2-Stroke and 4-Stroke Engines

Richard L. Parish  |  11/18/2004 8:10:55 PM

Most small, hand-carried lawn and garden tools use 2-stroke engines (Figure 1), and most larger machines such as lawn and garden tractors use 4-stroke engines (Figure 2).
Lawn mowers are available with either type of engine. What are the differences, and why are 2-stroke engines more commonly used on small tools?

2-Stroke or 2-Cycle?
Most people use the terms 2-cycle or 4-cycle to describe the two engine types. This common terminology, while readily understood, is incorrect. Every reciprocating internal combustion engine operates through a "cycle" of five functions: intake, compression, ignition, combustion and exhaust. In a 2-stroke engine, all five functions of the cycle are completed in only two strokes of the piston (or one revolution of the crankshaft). In a 4-stroke engine, the five functions require four strokes of the piston (or two revolutions of the crankshaft).

2-Stroke Engines
2-stroke engines are not lubricated by a reservoir in the crankcase; they rely on oil mixed with the gasoline to lubricate the engine components (Figure 3). Much of this oil is not burned by the engine and is expelled with the exhaust gas, thus increasing emissions and smoke.
The power:weight ratio of 2-stroke engines is higher than most 4-stroke engines, thus the preponderance of 2-stroke engines in hand-carried applications such as blowers and string trimmers.
Typically, 2-stroke engines rev up to higher speeds than 4-stroke engines, and this accounts for much of the higher power per pound. Also, small 2-stroke engines use intake and exhaust ports instead of valves, thus saving the weight and cost of a valve train. Spark plug fouling is more common on 2-stroke engines because of the oil in the fuel, thus more frequent spark plug changes may be needed.

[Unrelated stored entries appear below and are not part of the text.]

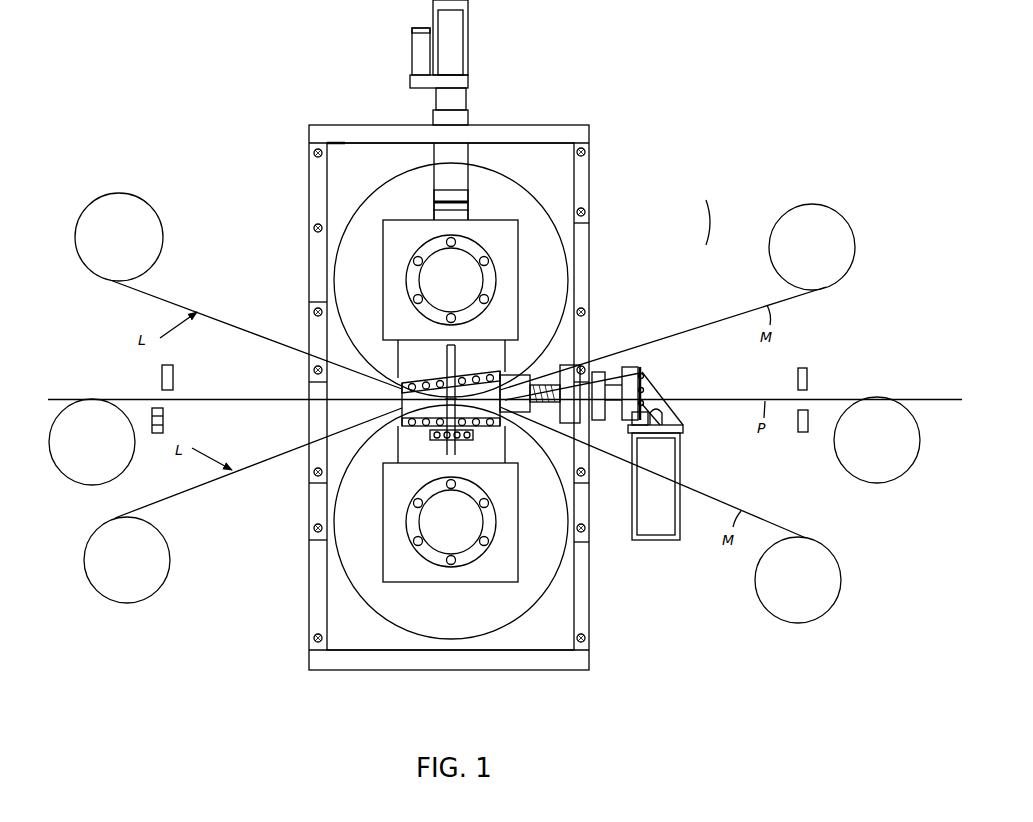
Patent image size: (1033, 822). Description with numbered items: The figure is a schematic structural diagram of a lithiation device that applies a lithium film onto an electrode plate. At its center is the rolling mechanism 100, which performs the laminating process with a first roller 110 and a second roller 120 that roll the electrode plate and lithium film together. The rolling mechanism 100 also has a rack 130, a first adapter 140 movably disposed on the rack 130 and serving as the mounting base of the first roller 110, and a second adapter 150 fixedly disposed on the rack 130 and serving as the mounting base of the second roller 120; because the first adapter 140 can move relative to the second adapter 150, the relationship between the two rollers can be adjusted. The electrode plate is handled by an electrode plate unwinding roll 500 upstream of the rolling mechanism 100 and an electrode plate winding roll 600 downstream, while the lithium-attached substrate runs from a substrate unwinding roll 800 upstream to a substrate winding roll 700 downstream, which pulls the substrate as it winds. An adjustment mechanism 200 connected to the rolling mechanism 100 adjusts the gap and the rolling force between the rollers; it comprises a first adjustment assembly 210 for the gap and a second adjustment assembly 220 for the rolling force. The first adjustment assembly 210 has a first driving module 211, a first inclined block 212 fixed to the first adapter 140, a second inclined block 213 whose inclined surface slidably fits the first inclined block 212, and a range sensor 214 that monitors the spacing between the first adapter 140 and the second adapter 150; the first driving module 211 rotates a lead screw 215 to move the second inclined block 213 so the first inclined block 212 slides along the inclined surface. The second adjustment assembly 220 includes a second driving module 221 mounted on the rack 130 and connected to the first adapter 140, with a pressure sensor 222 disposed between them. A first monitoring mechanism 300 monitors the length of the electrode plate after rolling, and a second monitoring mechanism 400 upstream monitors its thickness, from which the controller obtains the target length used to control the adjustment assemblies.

The rolling mechanism 100 is at (272, 192).
The first roller 110 is at (342, 237).
The second roller 120 is at (442, 636).
The rack 130 is at (362, 133).
The first adapter 140 is at (395, 292).
The second adapter 150 is at (480, 575).
The adjustment mechanism 200 is at (723, 222).
The first adjustment assembly 210 is at (663, 352).
The first driving module 211 is at (668, 452).
The first inclined block 212 is at (402, 380).
The second inclined block 213 is at (402, 412).
The range sensor 214 is at (446, 440).
The lead screw 215 is at (643, 377).
The second adjustment assembly 220 is at (507, 68).
The second driving module 221 is at (458, 46).
The pressure sensor 222 is at (451, 206).
The first monitoring mechanism 300 is at (813, 378).
The second monitoring mechanism 400 is at (158, 378).
The electrode plate unwinding roll 500 is at (63, 470).
The electrode plate winding roll 600 is at (882, 478).
The substrate winding roll 700 is at (840, 238).
The substrate unwinding roll 800 is at (155, 240).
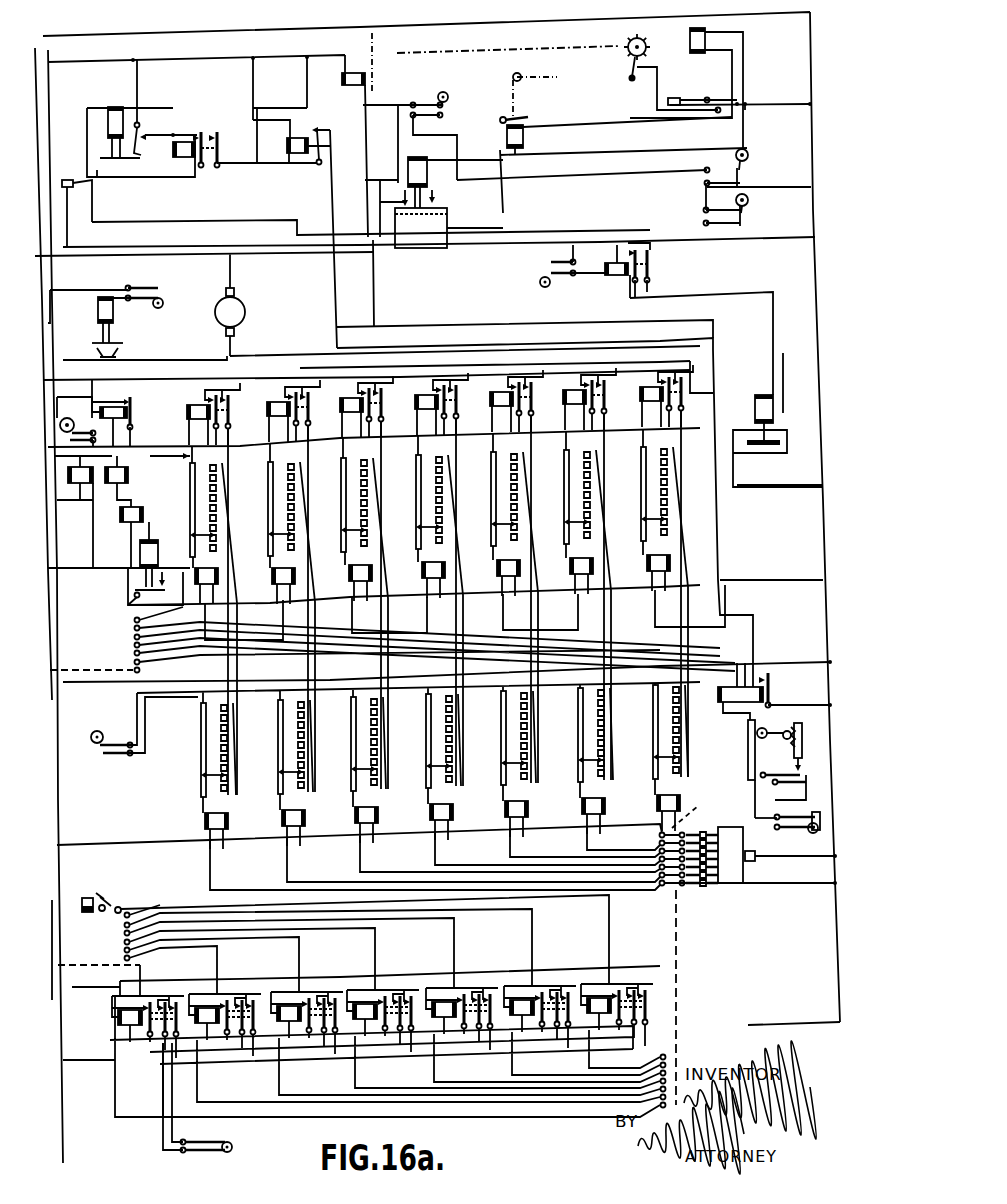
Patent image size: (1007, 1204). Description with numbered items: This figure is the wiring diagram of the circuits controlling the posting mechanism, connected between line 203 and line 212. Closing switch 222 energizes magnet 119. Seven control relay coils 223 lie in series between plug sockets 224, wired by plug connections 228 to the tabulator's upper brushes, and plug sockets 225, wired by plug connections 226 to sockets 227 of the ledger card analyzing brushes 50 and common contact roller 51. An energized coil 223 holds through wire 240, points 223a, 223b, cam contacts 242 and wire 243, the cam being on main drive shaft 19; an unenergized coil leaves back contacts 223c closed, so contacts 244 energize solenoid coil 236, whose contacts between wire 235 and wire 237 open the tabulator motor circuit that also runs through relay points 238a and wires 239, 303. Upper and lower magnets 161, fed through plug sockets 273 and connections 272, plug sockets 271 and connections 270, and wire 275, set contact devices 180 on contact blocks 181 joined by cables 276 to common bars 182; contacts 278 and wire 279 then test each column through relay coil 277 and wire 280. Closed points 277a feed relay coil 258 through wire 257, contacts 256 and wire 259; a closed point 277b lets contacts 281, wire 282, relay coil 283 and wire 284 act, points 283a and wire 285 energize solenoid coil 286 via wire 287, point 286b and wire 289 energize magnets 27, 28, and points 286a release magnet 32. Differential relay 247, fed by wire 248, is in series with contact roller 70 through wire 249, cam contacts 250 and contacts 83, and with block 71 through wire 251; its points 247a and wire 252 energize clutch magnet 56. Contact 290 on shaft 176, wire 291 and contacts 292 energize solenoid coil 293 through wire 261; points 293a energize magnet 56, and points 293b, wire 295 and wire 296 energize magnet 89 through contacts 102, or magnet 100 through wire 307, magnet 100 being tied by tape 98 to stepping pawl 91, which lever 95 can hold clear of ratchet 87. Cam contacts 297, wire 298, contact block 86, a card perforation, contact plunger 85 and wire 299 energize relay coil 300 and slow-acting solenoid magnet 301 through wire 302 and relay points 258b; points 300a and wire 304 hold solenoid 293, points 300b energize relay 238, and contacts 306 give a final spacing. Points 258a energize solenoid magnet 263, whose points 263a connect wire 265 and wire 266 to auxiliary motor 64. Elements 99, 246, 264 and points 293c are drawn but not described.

The supply conductor 282 is at (50, 48).
The supply conductor 212 is at (217, 36).
The relay coil 56 is at (350, 73).
The star wheel 87 is at (640, 38).
The relay coil 89 is at (705, 33).
The conductor 203 is at (38, 97).
The relay 301 is at (115, 107).
The relay contact 300a is at (200, 132).
The relay contact 300b is at (218, 130).
The conductor 303 is at (252, 84).
The conductor 304 is at (411, 104).
The cam contact 19 is at (448, 95).
The contact 292 is at (443, 106).
The cam follower 98 is at (552, 72).
The lever 91 is at (627, 80).
The bracket 95 is at (644, 88).
The switch 102 is at (697, 98).
The contact 99 is at (522, 116).
The conductor 307 is at (577, 126).
The relay coil 100 is at (524, 142).
The conductor 296 is at (608, 152).
The contact 306 is at (154, 107).
The relay contact 238a is at (321, 131).
The resistor 86 is at (67, 180).
The relay coil 300 is at (181, 158).
The conductor 239 is at (270, 165).
The relay coil 238 is at (303, 156).
The relay coil 293 is at (407, 172).
The relay contact 293a is at (400, 204).
The relay contact 293b is at (440, 199).
The relay contact 293c is at (449, 228).
The conductor 295 is at (448, 226).
The conductor 85 is at (68, 200).
The conductor 299 is at (128, 178).
The conductor 302 is at (200, 222).
The conductor 298 is at (160, 245).
The conductor 291 is at (616, 178).
The relay contact 258a is at (652, 243).
The cam contact 176 is at (749, 156).
The contact 290 is at (745, 175).
The contact 297 is at (747, 225).
The contact 256 is at (550, 268).
The relay coil 258 is at (610, 263).
The relay contact 258b is at (656, 256).
The conductor 287 is at (760, 247).
The conductor 246 is at (88, 290).
The contact 244 is at (160, 290).
The motor 64 is at (246, 311).
The relay coil 236 is at (115, 317).
The conductor 261 is at (282, 256).
The conductor 252 is at (376, 282).
The conductor 257 is at (482, 250).
The conductor 259 is at (614, 299).
The relay armature 235 is at (78, 360).
The conductor 237 is at (170, 360).
The conductor 266 is at (233, 345).
The conductor 264 is at (349, 367).
The conductor 284 is at (215, 378).
The relay contact 283a is at (131, 396).
The relay coil 283 is at (128, 414).
The relay contact 277a is at (210, 396).
The contact 281 is at (97, 436).
The relay 277 is at (194, 420).
The relay contact 277b is at (232, 402).
The relay coil 263 is at (755, 407).
The relay contacts 263a is at (745, 455).
The conductor 285 is at (122, 456).
The contact bar 182 is at (191, 462).
The conductor 280 is at (325, 445).
The relay coil 27 is at (82, 484).
The relay coil 28 is at (122, 484).
The contact segments 181 is at (286, 513).
The conductor 289 is at (93, 515).
The relay coil 32 is at (126, 523).
The relay coil 286 is at (158, 545).
The wiper contact 180 is at (198, 555).
The conductor 265 is at (757, 488).
The conductor 275 is at (790, 580).
The magnet coil 161 is at (272, 578).
The relay contact 286a is at (132, 598).
The relay contact 286b is at (180, 606).
The conductor 276 is at (232, 617).
The terminals 273 is at (132, 640).
The conductor 272 is at (118, 670).
The conductor 248 is at (200, 683).
The relay contact 247a is at (772, 672).
The relay coil 247 is at (716, 693).
The conductor 279 is at (790, 672).
The contact 278 is at (100, 755).
The conductor 251 is at (723, 712).
The pawl 70 is at (766, 730).
The rack 71 is at (748, 748).
The contact 83 is at (805, 765).
The conductor 249 is at (752, 790).
The contact 250 is at (818, 807).
The connector 270 is at (694, 807).
The terminal block 50 is at (718, 821).
The terminal 51 is at (753, 851).
The key 119 is at (86, 898).
The key contact 222 is at (106, 898).
The terminals 271 is at (672, 890).
The terminals 227 is at (692, 888).
The terminals 224 is at (124, 958).
The relay contact 223a is at (150, 1002).
The relay contact 223b is at (165, 1002).
The relay contact 223c is at (182, 1000).
The conductor 228 is at (99, 980).
The relay 223 is at (117, 1022).
The cable 226 is at (680, 968).
The conductor 243 is at (750, 1025).
The conductor 240 is at (90, 1065).
The terminals 225 is at (670, 1070).
The contact 242 is at (210, 1152).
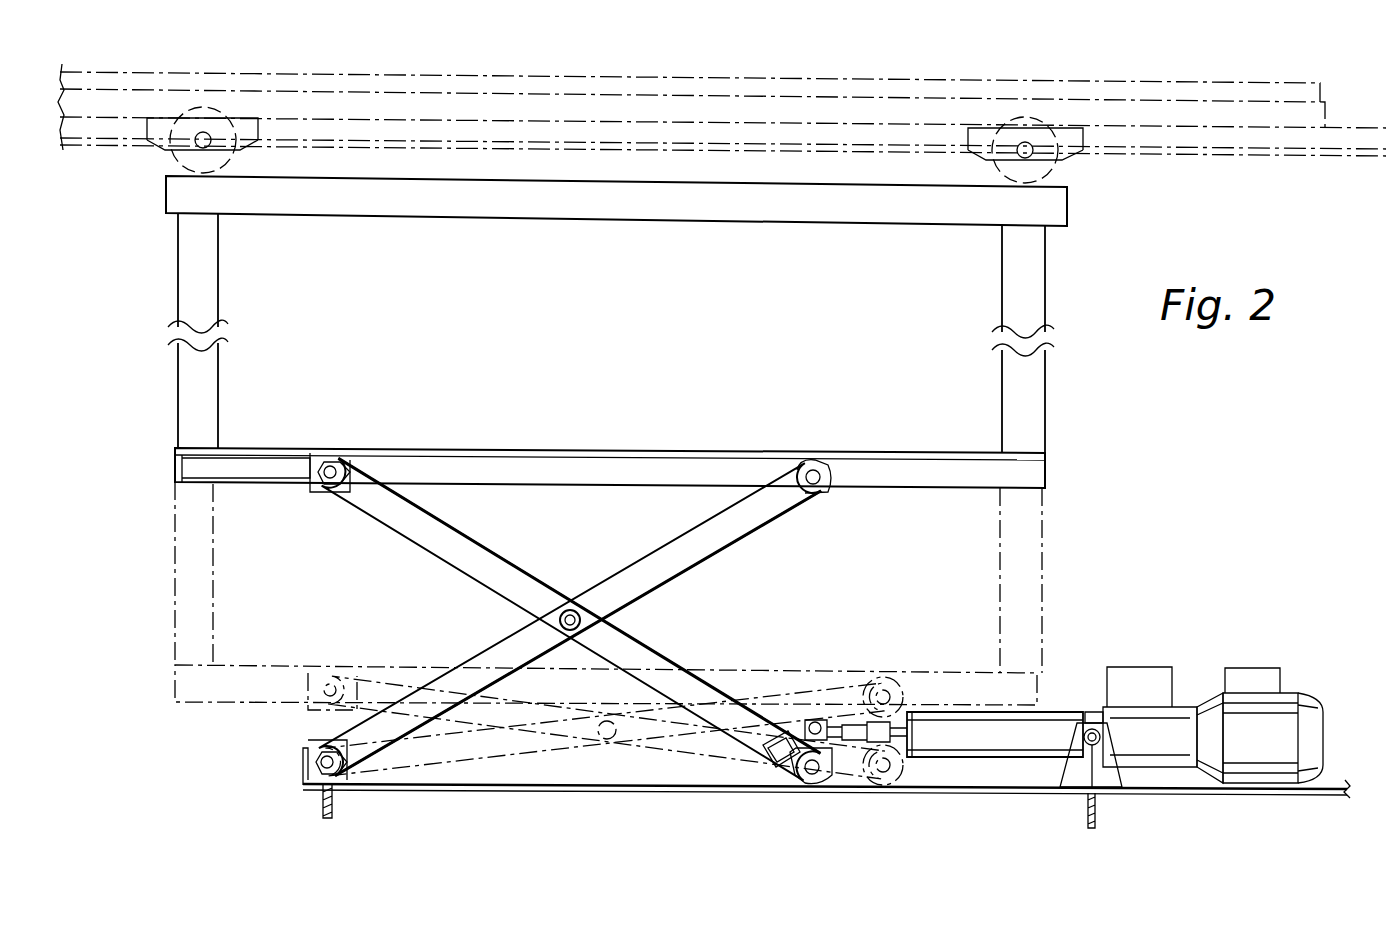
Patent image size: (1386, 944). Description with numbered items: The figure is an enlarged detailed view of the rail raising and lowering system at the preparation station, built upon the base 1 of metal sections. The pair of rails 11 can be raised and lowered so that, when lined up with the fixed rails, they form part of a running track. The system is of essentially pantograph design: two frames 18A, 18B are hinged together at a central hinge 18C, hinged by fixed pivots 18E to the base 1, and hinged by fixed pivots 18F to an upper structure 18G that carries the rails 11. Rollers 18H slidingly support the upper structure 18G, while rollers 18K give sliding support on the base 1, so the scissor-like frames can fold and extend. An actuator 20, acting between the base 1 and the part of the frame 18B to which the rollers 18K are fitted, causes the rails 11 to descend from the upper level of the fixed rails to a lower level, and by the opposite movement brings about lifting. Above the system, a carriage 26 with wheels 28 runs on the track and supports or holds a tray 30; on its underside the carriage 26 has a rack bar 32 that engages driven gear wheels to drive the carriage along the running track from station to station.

The base 1 is at (308, 810).
The rails 11 is at (473, 205).
The frame 18A is at (653, 560).
The frame 18B is at (647, 653).
The hinge 18C is at (570, 610).
The fixed pivots 18E is at (357, 787).
The fixed pivots 18F is at (330, 477).
The upper structure 18G is at (643, 463).
The rollers 18H is at (827, 490).
The rollers 18K is at (832, 787).
The actuator 20 is at (1127, 720).
The carriage 26 is at (1160, 127).
The wheels 28 is at (1046, 168).
The tray 30 is at (1245, 93).
The rack bar 32 is at (1312, 143).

The fact that 2-stroke engines are lubricated by oil in the gasoline and do not have a crankcase makes them more amenable to operation at different angles.

4-Stroke Engines
4-stroke engines are lubricated by oil in the crankcase, thus oil is not mixed with the gasoline. On small engines, such as those used on lawnmowers, a tab on the bottom of the piston rod splashes oil up into the cylinder; on larger engines, such as those used on garden tractors, an oil pump distributes the oil under pressure and through an oil filter.

Four-stroke engines must usually be kept level to provide proper lubrication, thus they often are not suited to use on some hand-held tools.

Oil Mixtures for 2-Stroke Engines
Different engine manufacturers recommend different oil mix ratios for their engines. If you have more than one 2-stroke engine and they are not the same brand, you may need to keep separate fuel:oil mixes for the machines. Typical ratios range from 32:1 (gasoline:oil) to 50:1. You can buy small containers of oil that are premeasured to provide the right amount of oil for a gallon of gasoline for a given recommended mix ratio, but buying oil in larger quantities may be more economical.
Another concern is that you might have trouble finding a small container premeasured for the ratio you require unless you go back to the dealer. Most hardware stores, garden centers, discount stores, etc. carry only one or two ratios. Don’t just assume that the small container of 2-cycle oil you pick up at the discount store will give the right ratio for your engine; check the ratio on the label. It is helpful to know how much oil you need for your required ratio in case you don’t have the correct premeasured container.